Extended Data Fig. 8

(a) Proportion of different SV types for NCIG-only variants classified as private, community-specific, widespread or shared. Types are non-repetitive (teal), tandem repeat (STR = red & TR = blue) and mobile element (fragment = light purple & complete = dark purple). (b) Log regression models predicting the number of non-redundant SVs identified, given the number of individuals sampled. The models are broken down by community (left panel), by geographical distribution (centre panel) and SV type (NCIG individuals; right panel). (c) Bar chart shows a discovery curve, in which starting with a single NCIG individual, the number of new non-redundant large indels is counted by iteratively adding the unique calls from additional NCIG individuals. Indels shared among all previously added samples are shown as green portions of each bar. The growth rate of the nonredundant set declines as the number of samples increases. (d) Log regression model showing the predicted number of non-redundant large indels identified given the number of individuals sampled.

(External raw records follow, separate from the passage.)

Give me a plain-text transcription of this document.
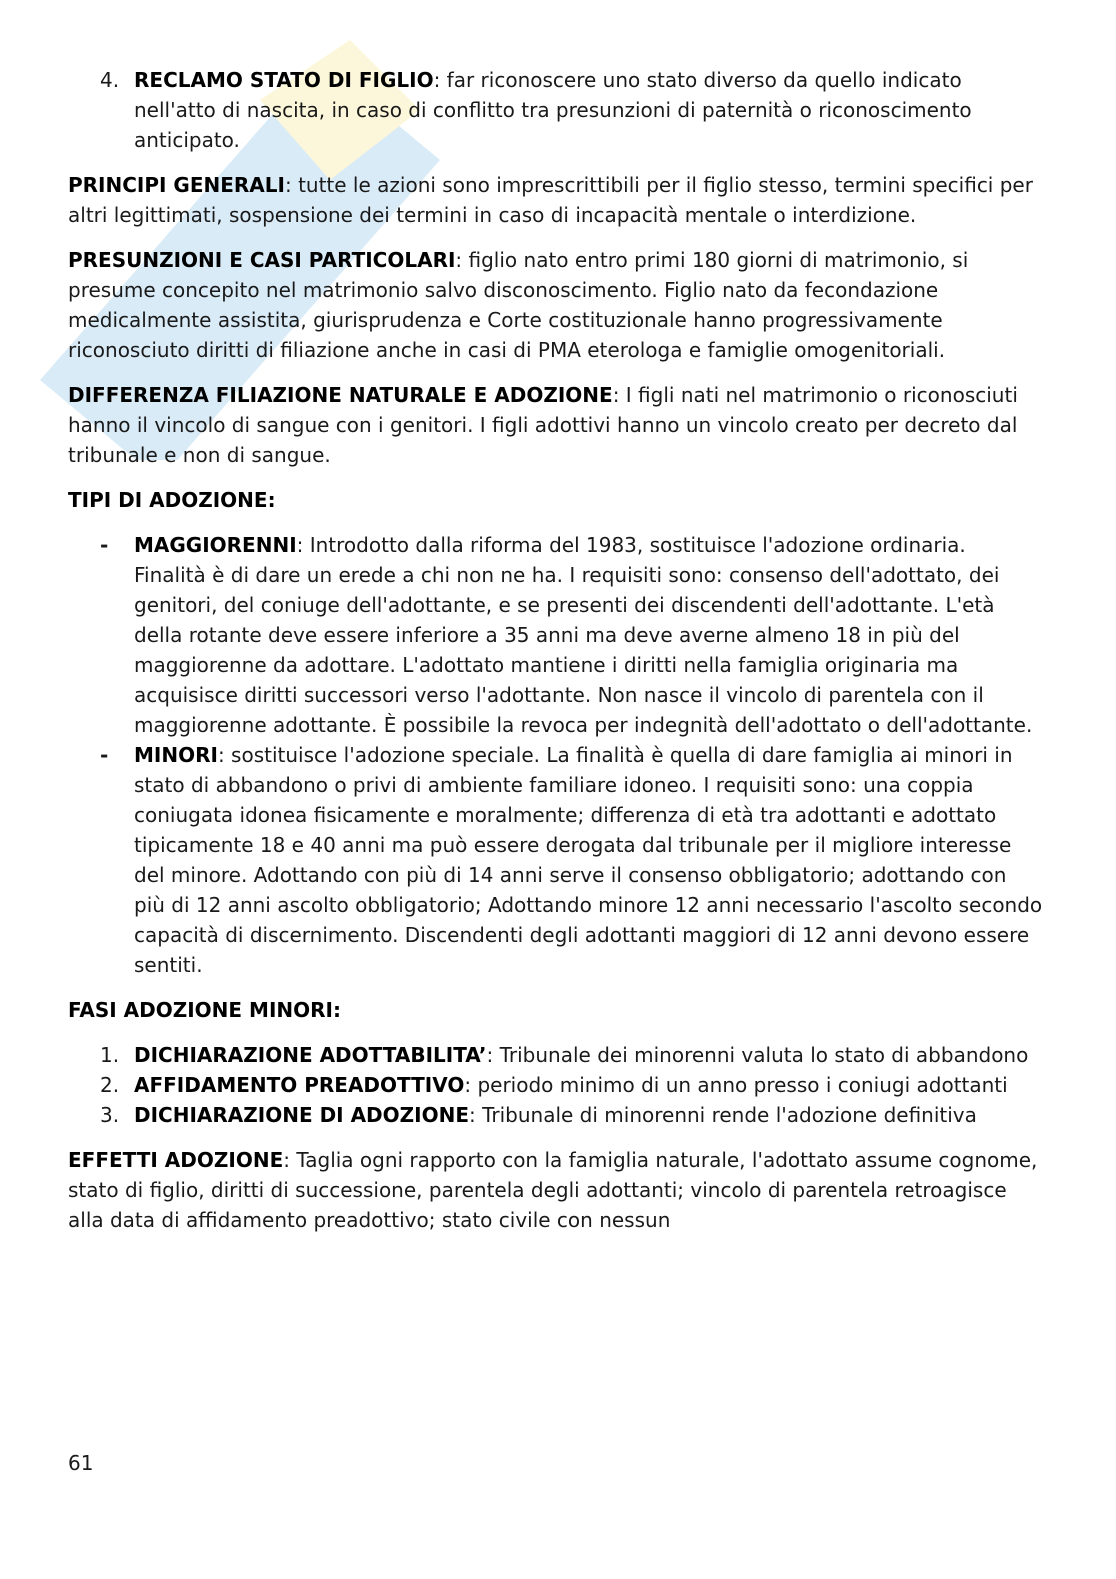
4. RECLAMO STATO DI FIGLIO: far riconoscere uno stato diverso da quello indicato nell'atto di nascita, in caso di conflitto tra presunzioni di paternità o riconoscimento anticipato.

PRINCIPI GENERALI: tutte le azioni sono imprescrittibili per il figlio stesso, termini specifici per altri legittimati, sospensione dei termini in caso di incapacità mentale o interdizione.

PRESUNZIONI E CASI PARTICOLARI: figlio nato entro primi 180 giorni di matrimonio, si presume concepito nel matrimonio salvo disconoscimento. Figlio nato da fecondazione medicalmente assistita, giurisprudenza e Corte costituzionale hanno progressivamente riconosciuto diritti di filiazione anche in casi di PMA eterologa e famiglie omogenitoriali.

DIFFERENZA FILIAZIONE NATURALE E ADOZIONE: I figli nati nel matrimonio o riconosciuti hanno il vincolo di sangue con i genitori. I figli adottivi hanno un vincolo creato per decreto dal tribunale e non di sangue.

TIPI DI ADOZIONE:

- MAGGIORENNI: Introdotto dalla riforma del 1983, sostituisce l'adozione ordinaria. Finalità è di dare un erede a chi non ne ha. I requisiti sono: consenso dell'adottato, dei genitori, del coniuge dell'adottante, e se presenti dei discendenti dell'adottante. L'età della rotante deve essere inferiore a 35 anni ma deve averne almeno 18 in più del maggiorenne da adottare. L'adottato mantiene i diritti nella famiglia originaria ma acquisisce diritti successori verso l'adottante. Non nasce il vincolo di parentela con il maggiorenne adottante. È possibile la revoca per indegnità dell'adottato o dell'adottante.

- MINORI: sostituisce l'adozione speciale. La finalità è quella di dare famiglia ai minori in stato di abbandono o privi di ambiente familiare idoneo. I requisiti sono: una coppia coniugata idonea fisicamente e moralmente; differenza di età tra adottanti e adottato tipicamente 18 e 40 anni ma può essere derogata dal tribunale per il migliore interesse del minore. Adottando con più di 14 anni serve il consenso obbligatorio; adottando con più di 12 anni ascolto obbligatorio; Adottando minore 12 anni necessario l'ascolto secondo capacità di discernimento. Discendenti degli adottanti maggiori di 12 anni devono essere sentiti.

FASI ADOZIONE MINORI:

1. DICHIARAZIONE ADOTTABILITA’: Tribunale dei minorenni valuta lo stato di abbandono

2. AFFIDAMENTO PREADOTTIVO: periodo minimo di un anno presso i coniugi adottanti

3. DICHIARAZIONE DI ADOZIONE: Tribunale di minorenni rende l'adozione definitiva

EFFETTI ADOZIONE: Taglia ogni rapporto con la famiglia naturale, l'adottato assume cognome, stato di figlio, diritti di successione, parentela degli adottanti; vincolo di parentela retroagisce alla data di affidamento preadottivo; stato civile con nessun

61
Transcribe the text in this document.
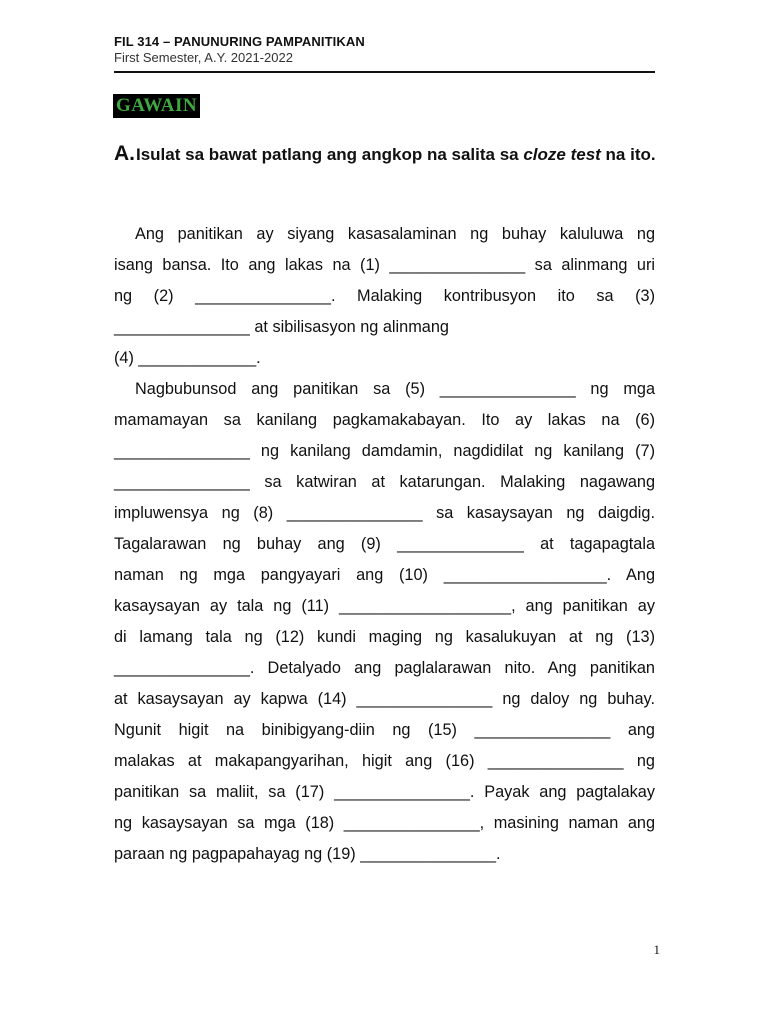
FIL 314 – PANUNURING PAMPANITIKAN
First Semester, A.Y. 2021-2022
GAWAIN
A. Isulat sa bawat patlang ang angkop na salita sa cloze test na ito.
Ang panitikan ay siyang kasasalaminan ng buhay kaluluwa ng
isang bansa. Ito ang lakas na (1) _______________ sa alinmang uri
ng (2) _______________. Malaking kontribusyon ito sa (3)
_______________ at sibilisasyon ng alinmang
(4) _____________.
Nagbubunsod ang panitikan sa (5) _______________ ng mga
mamamayan sa kanilang pagkamakabayan. Ito ay lakas na (6)
_______________ ng kanilang damdamin, nagdidilat ng kanilang (7)
_______________ sa katwiran at katarungan. Malaking nagawang
impluwensya ng (8) _______________ sa kasaysayan ng daigdig.
Tagalarawan ng buhay ang (9) ______________ at tagapagtala
naman ng mga pangyayari ang (10) __________________. Ang
kasaysayan ay tala ng (11) ___________________, ang panitikan ay
di lamang tala ng (12) kundi maging ng kasalukuyan at ng (13)
_______________. Detalyado ang paglalarawan nito. Ang panitikan
at kasaysayan ay kapwa (14) _______________ ng daloy ng buhay.
Ngunit higit na binibigyang-diin ng (15) _______________ ang
malakas at makapangyarihan, higit ang (16) _______________ ng
panitikan sa maliit, sa (17) _______________. Payak ang pagtalakay
ng kasaysayan sa mga (18) _______________, masining naman ang
paraan ng pagpapahayag ng (19) _______________.
1
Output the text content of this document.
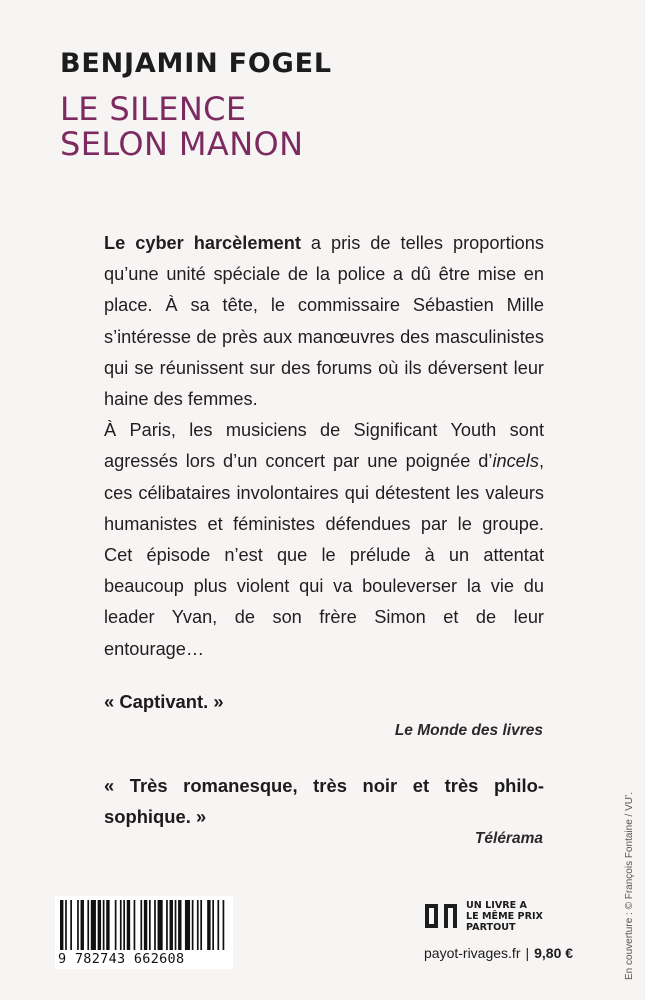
BENJAMIN FOGEL
LE SILENCE
SELON MANON

Le cyber harcèlement a pris de telles proportions qu’une unité spéciale de la police a dû être mise en place. À sa tête, le commissaire Sébastien Mille s’intéresse de près aux manœuvres des masculinistes qui se réunissent sur des forums où ils déversent leur haine des femmes.

À Paris, les musiciens de Significant Youth sont agressés lors d’un concert par une poignée d’incels, ces célibataires involontaires qui détestent les valeurs humanistes et féministes défendues par le groupe. Cet épisode n’est que le prélude à un attentat beaucoup plus violent qui va bouleverser la vie du leader Yvan, de son frère Simon et de leur entourage…

« Captivant. »
Le Monde des livres
« Très romanesque, très noir et très philosophique. »
Télérama
9 782743 662608
UN LIVRE A
LE MÊME PRIX
PARTOUT
payot-rivages.fr | 9,80 €	En couverture : © François Fontaine / VU’.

The model was broken down by variant type (Non-repetitive = teal, Tandem repeats = red). (e) Proportion of private, community-specific, widespread & shared NCIG-only variants among individuals, grouped by community. A total of n = 141 individuals (NCIGP1 = 41, NCIGP2 = 32, NCIGP3 = 9, NCIGP4 = 39 and non-NCIG = 20) were examined from independent sequencing experiments in figure e. In the boxplot, the middle line is the median, the box represents the interquartile range (IQR), the whiskers extend 1.5 times the IQR from the hinge, and any data points beyond the whiskers are shown individually.